Im Internet tauchen immer wieder Warnungen auf, dass die Tage der Induktionskochfelder gezählt seien und sie ab 2026 verboten würden.

Das Problem ist, dass dies in zuverlässigen Quellen nicht bestätigt wird. Es gibt jedoch einen echten, beeindruckenden Trend: Das Kochfeld verschwindet zunehmend aus dem Blickfeld, und die Küchenarbeitsplatte selbst wird zum Ort der Zubereitung von Speisen.
Unterdessen ist offensichtlich, dass sich die Induktionsenergie nicht nach außen, sondern nach innen ausbreitet: Sie wird billiger und rückt vielerorts gerade wegen der Diskussionen über die Auswirkungen von Gas auf Gesundheit und Klima in den Vordergrund.
Was ist ein verdecktes Induktionskochfeld, das unter der Arbeitsplatte installiert ist?
Das Prinzip ist einfach: Auf der Arbeitsplatte befindet sich keine separate schwarze Glasplatte. Die Induktionsspulen befinden sich unter dem Material der Arbeitsplatte (z. B. Keramik, Stein, Kunststein oder einem anderen hitzebeständigen Verbundwerkstoff) und darüber befindet sich eine völlig ebene Arbeitsfläche. Die Kochzonen sind in der Regel mit kleinen Markierungen gekennzeichnet, und die Bedienelemente befinden sich am Rand der Arbeitsplatte oder auf einem separaten Bedienfeld.
Das Funktionsprinzip basiert auf dem gleichen Induktionsprinzip wie bei einem herkömmlichen Kochfeld: Die Wärme wird hauptsächlich im Topf und nicht auf der Oberfläche erzeugt. Dadurch verläuft der Prozess schnell und effizient, sodass sich die Oberfläche des Arbeitsfeldes während des Kochens in der Regel weniger erwärmt als bei einem klassischen Elektroherd, aber man sollte nicht denken, dass sie vollständig abkühlt.
Warum drücken so viele Leute darauf?
Ein Ständer, mehr Platz
Wenn Sie nicht kochen, nimmt die Kochplatte keinen Platz weg: Sie können Lebensmittel schneiden, sie auf den Tisch servieren und an derselben Stelle arbeiten. Das ist ein großer Vorteil in einer kleinen Küche.
Das Reinigen wird zum Kinderspiel.
Kein Rahmen, keine Kanten, kein angetrockneter Schmutz rund um die Glasplatte. Eine glatte Platte lässt sich viel leichter sauber halten.
Weniger visuelle Störungen
In einem offenen Wohn- und Küchenbereich ist es besonders beeindruckend, dass der Kochbereich die Einheitlichkeit der Arbeitsplatte nicht stört.
Das klingt vielleicht nicht besonders sensationell, ist aber wichtig: die Tücken.
Nicht alle Materialien für Arbeitsplatten sind geeignet.
Für den Einbau einer verdeckten Induktionskochplatte ist ein hitzebeständiges Material mit entsprechender Dicke erforderlich. Das ist nichts, was man selbst machen kann, sondern erfordert Planung und professionelle Installation.
Die Frage des Kochgeschirrs
Sie benötigen Kochgeschirr, das mit Induktionskochfeldern kompatibel ist, genau wie bei herkömmlichen Induktionskochfeldern.
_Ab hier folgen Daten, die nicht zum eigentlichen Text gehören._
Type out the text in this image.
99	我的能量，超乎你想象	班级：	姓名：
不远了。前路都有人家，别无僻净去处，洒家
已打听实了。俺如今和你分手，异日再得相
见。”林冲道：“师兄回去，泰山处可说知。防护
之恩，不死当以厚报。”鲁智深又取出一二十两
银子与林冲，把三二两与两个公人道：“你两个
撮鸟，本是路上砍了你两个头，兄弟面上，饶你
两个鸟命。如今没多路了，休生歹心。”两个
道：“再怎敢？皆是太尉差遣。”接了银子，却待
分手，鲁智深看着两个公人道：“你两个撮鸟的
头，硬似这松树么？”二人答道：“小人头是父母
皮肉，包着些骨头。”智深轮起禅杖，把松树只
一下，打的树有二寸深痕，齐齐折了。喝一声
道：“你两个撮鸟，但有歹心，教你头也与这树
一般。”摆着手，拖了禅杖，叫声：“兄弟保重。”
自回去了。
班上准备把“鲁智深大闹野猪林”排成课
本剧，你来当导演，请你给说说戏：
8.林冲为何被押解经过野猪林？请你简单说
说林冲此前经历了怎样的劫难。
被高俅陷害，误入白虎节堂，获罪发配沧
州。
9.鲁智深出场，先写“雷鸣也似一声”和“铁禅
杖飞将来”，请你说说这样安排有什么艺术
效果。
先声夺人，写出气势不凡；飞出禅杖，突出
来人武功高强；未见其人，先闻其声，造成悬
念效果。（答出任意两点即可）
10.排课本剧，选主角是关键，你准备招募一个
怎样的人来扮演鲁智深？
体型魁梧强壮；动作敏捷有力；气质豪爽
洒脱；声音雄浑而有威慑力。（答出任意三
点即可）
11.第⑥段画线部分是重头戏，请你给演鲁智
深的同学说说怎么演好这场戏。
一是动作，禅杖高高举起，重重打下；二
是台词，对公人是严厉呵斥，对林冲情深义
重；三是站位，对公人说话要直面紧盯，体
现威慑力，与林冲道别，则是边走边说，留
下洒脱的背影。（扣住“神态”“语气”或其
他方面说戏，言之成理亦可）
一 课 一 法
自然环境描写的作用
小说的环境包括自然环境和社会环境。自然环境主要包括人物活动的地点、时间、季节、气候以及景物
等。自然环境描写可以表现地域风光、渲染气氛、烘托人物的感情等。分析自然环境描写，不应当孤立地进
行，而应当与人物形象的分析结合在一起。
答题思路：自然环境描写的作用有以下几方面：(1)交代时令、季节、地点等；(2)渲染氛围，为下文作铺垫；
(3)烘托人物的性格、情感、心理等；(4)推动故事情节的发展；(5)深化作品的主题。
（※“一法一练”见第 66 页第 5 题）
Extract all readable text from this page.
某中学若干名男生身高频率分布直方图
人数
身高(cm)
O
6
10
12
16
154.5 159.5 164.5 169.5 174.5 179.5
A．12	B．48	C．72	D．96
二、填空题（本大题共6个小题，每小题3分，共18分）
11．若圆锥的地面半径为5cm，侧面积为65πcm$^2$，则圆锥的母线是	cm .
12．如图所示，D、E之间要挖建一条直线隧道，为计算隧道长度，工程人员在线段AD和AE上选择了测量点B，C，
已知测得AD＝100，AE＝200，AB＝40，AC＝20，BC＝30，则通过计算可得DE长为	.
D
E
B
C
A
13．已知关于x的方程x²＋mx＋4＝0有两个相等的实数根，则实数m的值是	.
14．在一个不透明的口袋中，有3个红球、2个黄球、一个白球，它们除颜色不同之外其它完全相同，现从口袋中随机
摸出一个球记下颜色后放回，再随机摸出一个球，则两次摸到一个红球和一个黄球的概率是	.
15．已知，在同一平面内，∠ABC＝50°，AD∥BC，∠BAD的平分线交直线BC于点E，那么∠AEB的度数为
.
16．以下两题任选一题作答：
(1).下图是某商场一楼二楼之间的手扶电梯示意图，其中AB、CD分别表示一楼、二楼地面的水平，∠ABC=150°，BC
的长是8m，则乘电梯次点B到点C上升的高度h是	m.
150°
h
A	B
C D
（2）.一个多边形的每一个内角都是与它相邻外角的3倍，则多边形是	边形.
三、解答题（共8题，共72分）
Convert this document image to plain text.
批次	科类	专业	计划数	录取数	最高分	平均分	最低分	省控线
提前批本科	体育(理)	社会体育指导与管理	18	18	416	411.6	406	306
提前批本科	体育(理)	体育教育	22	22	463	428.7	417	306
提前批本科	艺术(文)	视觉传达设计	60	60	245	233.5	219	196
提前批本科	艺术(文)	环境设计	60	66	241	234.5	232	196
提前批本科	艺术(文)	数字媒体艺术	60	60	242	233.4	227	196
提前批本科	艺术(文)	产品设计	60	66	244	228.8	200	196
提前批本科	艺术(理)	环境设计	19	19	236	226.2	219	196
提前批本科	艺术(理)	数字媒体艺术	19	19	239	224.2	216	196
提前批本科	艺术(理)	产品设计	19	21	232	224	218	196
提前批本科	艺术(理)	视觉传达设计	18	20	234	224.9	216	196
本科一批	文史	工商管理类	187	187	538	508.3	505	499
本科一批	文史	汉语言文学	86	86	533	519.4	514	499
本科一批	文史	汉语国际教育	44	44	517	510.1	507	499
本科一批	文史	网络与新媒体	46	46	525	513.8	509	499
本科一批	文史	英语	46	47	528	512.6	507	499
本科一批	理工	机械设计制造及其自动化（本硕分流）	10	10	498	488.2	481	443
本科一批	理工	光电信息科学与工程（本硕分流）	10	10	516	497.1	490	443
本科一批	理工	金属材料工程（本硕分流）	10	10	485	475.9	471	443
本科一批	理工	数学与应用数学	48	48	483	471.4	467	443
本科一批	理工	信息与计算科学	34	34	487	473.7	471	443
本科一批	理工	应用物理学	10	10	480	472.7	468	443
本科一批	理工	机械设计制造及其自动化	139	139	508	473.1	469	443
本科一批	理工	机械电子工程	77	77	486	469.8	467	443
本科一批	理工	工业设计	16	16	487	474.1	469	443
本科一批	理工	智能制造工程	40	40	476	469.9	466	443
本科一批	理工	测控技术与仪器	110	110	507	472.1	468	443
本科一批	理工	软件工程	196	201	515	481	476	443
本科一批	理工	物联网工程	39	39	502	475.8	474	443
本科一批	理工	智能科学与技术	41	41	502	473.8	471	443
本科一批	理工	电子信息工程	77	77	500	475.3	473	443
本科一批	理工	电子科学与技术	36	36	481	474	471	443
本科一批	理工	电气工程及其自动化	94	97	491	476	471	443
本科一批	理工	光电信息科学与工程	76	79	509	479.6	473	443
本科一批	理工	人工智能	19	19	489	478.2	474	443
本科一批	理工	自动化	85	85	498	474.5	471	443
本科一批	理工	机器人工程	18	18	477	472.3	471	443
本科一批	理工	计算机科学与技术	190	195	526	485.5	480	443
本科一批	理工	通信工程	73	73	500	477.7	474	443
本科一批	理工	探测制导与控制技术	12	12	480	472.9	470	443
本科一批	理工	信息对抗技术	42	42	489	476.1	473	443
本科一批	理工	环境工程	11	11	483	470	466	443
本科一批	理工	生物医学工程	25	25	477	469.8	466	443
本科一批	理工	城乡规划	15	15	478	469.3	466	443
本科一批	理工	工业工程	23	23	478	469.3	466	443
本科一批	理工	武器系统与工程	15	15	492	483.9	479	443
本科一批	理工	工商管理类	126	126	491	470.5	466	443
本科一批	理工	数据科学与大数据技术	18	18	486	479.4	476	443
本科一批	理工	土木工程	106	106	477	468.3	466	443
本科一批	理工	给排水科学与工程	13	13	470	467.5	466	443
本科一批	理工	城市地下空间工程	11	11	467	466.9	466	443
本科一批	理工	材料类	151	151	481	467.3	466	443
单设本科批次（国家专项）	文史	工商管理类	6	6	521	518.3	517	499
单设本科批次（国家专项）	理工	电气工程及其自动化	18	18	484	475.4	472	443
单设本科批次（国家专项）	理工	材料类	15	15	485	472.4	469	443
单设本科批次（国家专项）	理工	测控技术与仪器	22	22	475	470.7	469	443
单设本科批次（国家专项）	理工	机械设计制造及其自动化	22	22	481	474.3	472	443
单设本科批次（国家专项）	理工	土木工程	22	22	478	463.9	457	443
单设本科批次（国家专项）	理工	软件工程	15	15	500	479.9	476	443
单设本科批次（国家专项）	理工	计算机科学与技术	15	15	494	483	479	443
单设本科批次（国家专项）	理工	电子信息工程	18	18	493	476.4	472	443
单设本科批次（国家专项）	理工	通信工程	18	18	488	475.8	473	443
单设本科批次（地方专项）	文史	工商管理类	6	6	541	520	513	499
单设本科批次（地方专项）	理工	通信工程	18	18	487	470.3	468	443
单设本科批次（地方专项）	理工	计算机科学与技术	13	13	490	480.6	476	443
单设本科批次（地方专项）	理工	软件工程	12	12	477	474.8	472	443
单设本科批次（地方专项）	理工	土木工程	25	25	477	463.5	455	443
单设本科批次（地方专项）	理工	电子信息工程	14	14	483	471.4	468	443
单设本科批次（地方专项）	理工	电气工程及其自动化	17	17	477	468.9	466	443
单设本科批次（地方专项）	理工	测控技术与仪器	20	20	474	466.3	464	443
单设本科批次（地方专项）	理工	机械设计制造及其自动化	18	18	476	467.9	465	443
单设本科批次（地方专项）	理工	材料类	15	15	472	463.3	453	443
Preis und Reparaturfreundlichkeit
Dieses System ist in der Regel teurer als ein herkömmliches Induktionskochfeld und im Falle eines Problems schwer zugänglich, da es unter der Arbeitsfläche eingebaut ist.
Sicherheit
Da es keine separate Kochplatte gibt, gibt es auf der Arbeitsfläche weiterhin Hitze und heiße Töpfe. Die Oberfläche kann sich bei der Benutzung und durch das Kochgeschirr erhitzen, daher ist Vorsicht geboten.
Wie sieht also die Wahrheit über das Jahr 2026 aus?
Es geht nicht um ein Verbot von Induktionskochfeldern, sondern eher um eine Veränderung im Küchendesign: Technologien verschwinden zunehmend aus dem Blickfeld, und die Arbeitsfläche wird multifunktional. Gleichzeitig verbreiten sich Induktionsherde insgesamt und tauchen vielerorts als Alternative zu Gasherden auf.